Overall, the game remains balanced in the mid-game. By the 31st move, the older player makes a poor move, losing the advantage.
At the 41st move, the younger player makes another mistake, losing a small advantage.
The older player then gains a 6-stone lead by the end of the game. The older player does not make any gross errors and maintains a 4-stone advantage until the end.
The younger player ultimately loses by only 4 stones in favor of the older player.

Strategy for Perfect Play

It consists of three parts:

  1. Knowledge, Strategies, and Techniques: These contribute to victory, including a library of verified openings and in-game techniques.
  2. Experience and Memory: Derived from numerous played matches, recognizing similar patterns and positions, requiring years of practice.

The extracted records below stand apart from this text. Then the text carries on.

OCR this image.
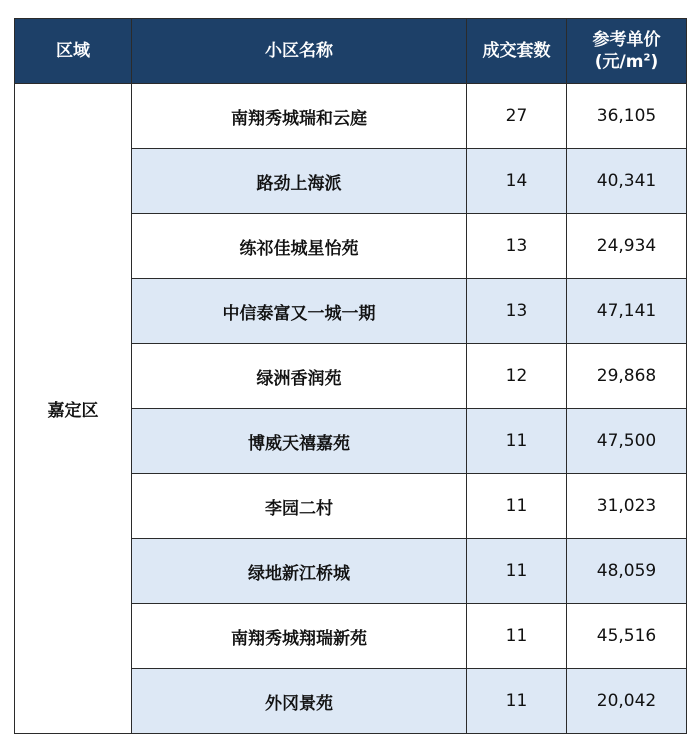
区域	小区名称	成交套数	参考单价
(元$/m^2$)
嘉定区	南翔秀城瑞和云庭	27	36,105
	路劲上海派	14	40,341
	练祁佳城星怡苑	13	24,934
	中信泰富又一城一期	13	47,141
	绿洲香润苑	12	29,868
	博威天禧嘉苑	11	47,500
	李园二村	11	31,023
	绿地新江桥城	11	48,059
	南翔秀城翔瑞新苑	11	45,516
	外冈景苑	11	20,042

This is akin to training neural networks.
  3. Raw Combinatorial Strength: The ability to envision as many moves as possible and predict the game's layout by exploring numerous combinations. This requires innate talent and years of training to enhance these abilities, as discussed in articles on artificial intelligence.

These are the fundamental points a grandmaster must master. Even against the best opponents, achieving a perfect game is impossible, resulting only in a draw. AI has reached such a level that only exceptionally rare instances might result in a narrow victory otherwise. Theoretically, it's possible because no program can see the entire game from start to finish, encompassing all variations.

However, a human grandmaster can achieve a draw, but it requires perfect concentration, time, and mastery of the three components mentioned. Humans are fallible and often err in the third aspect. Additionally, humans must possess such advanced abilities that they can foresee the game's outcome at any given moment without necessarily visualizing exact layouts, but recognizing patterns that lead to their advantage.

AI, on the other hand, is incredibly creative, finding combinations humans might never see, often uncovering exceptions in Reversi strategies by exploring all possible game combinations.

In any case, if you know a sequence of perfect games and have honed your combinatorial skills, you can achieve numerous draws even against the most perfect programs. From my own experience, it's possible. Similarly, in Chess, it’s more challenging due to a larger state space, and in Go, a master might need to train, perhaps 70-100 years, to train their neural networks.